There was a silence, so I busied myself with rubbing cream into the backs of my legs.
“Where are you going?” Andrew the Australian asked monotonously.
“To the zoo,” I replied with forced brightness, wondering if he was going to regurgitate his facts about koalas not being bears, or tell me something unexciting about red cheeked gibbons, but he just nodded glumly.
“Where are you going?” I asked because I can’t help myself from being polite and continuing conversations, even when I don’t want to be having them.
“Home,” he said, nodding sadly.
“Oh,” I said. “Where do you live?”
“Young Street,” he said, as if I should know it.
“Where’s that?”
“It’s about eight minutes away,” he replied.
“That’s not very far to come for a holiday.”
“It’s not a holiday,” he replied. “I just couldn’t be at home this week because my Mum’s got my aunt and cousin staying with her.”
“Is there not enough space for everyone?” I asked, thinking it was a bit rough for Andrew the Australian to be kicked out and sent to a youth hostel every time his Mum had an overnight guest, even if he was incredibly annoying. Surely there was a sofa?
“No,” he said and sighed. “My cousin’s got this intervention order thing against me. I’m not allowed to be within two hundred metres of her. This thing happened at another cousin’s wedding.” He sighed again. “It’s complicated.”
“Oh,” I said. “I’m sorry to hear that.”
He shrugged. “It’s okay. Worse things happen at sea.”
“Do they?” I always like to question people who throw random old saying into conversations.
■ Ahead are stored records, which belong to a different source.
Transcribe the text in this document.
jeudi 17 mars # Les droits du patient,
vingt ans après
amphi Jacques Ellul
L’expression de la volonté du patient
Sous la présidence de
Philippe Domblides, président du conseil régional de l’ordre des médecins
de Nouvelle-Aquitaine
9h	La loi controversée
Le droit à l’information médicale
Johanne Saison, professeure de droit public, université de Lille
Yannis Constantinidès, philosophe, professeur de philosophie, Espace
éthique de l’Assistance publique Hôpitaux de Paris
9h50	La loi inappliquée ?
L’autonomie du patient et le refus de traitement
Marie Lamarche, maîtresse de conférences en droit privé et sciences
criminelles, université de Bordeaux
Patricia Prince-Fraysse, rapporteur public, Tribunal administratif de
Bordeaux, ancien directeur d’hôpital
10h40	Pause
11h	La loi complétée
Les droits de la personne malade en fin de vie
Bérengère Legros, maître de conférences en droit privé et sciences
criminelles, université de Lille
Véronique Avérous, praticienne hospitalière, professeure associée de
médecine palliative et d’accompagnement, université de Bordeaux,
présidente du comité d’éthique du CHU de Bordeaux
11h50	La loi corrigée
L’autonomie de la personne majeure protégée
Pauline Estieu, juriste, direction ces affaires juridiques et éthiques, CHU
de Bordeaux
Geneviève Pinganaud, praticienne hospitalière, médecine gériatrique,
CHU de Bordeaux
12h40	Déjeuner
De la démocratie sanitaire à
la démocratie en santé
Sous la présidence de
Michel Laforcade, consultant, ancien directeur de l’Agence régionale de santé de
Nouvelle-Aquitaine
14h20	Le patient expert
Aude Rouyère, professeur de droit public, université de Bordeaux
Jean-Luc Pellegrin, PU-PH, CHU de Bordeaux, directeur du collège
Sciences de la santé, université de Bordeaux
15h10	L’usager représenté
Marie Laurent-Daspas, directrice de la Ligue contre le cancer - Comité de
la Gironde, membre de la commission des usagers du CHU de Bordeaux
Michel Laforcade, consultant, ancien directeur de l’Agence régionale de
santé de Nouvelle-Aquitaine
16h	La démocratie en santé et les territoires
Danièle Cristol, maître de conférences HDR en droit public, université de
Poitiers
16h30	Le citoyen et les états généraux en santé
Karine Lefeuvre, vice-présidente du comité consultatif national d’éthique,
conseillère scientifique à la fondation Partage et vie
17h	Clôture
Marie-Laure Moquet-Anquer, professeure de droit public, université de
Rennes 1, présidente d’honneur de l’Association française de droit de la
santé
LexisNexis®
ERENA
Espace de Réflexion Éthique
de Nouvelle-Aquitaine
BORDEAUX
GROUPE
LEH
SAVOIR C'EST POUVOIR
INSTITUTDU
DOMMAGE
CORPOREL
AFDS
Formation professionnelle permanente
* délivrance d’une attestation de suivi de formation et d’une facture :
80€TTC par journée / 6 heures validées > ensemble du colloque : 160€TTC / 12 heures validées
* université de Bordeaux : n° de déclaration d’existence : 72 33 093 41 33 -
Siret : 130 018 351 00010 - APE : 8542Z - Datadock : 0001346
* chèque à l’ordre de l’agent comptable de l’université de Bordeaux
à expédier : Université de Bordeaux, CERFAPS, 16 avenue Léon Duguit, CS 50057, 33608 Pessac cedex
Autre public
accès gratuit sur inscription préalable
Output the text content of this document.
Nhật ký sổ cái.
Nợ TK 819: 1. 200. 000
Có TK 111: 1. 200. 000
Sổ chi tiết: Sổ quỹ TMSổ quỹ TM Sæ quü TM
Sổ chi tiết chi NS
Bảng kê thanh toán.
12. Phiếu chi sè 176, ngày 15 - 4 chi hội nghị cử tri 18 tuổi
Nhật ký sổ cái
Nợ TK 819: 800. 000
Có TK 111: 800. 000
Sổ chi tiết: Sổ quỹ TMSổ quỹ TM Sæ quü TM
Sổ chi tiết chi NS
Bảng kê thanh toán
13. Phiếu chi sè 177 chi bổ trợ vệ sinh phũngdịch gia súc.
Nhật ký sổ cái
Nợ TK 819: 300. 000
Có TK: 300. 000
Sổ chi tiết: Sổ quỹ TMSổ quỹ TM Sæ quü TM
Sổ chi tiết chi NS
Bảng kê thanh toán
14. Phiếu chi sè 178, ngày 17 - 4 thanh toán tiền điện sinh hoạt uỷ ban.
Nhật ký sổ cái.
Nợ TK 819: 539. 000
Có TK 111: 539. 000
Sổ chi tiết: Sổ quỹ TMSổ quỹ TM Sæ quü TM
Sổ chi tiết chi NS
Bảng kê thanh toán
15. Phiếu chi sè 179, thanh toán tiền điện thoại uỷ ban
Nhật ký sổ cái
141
“Yeah, you know, sharks and shipwrecks and stuff. Anyway, you never told me, what’s your name?”
“Melissa,” I replied without hesitation because I have had a lot of practise of not giving the right name to random men, as I find it often leads to trouble.
“Melissa,” he said. “Rhymes with kiss her.”
I wondered if was similar observations that had helped his cousin take out an intervention order against him.
“Maybe I’ll write a song about that,” he said, looking slightly more cheerful.
The arrival of his taxi meant the end of our odd conversation, and Andrew the Australian dolefully loaded his guitar and bag into the boot, before sitting next to the driver, no doubt regaling him with jolly anecdotes before going home to sit in his room and compose a song about a girl called Melissa, a song he would no doubt sing to a common room full of uninterested strangers the next time he got bundled off to a youth hostel because his aunt and cousin had come to stay.
Your blog is AMAZING!! You really have a gift. Love the writing in third person for short, witty observational pieces (and usually a hilarious last comment to seal these – towel being my favourite of those!) Also you don’t go on about yourself or the places; you capture the people and situations so well (worst hostel was brilliant) but my favourite is Cabbage Girl and co. Was laughing out loud on the bus (I am 50 so I don’t lol, I laugh out loud ☺️) You really built a story so well and I felt sorry for (and a bit worried about) Australian Andrew. More please!! Xx
I also really liked the three bears!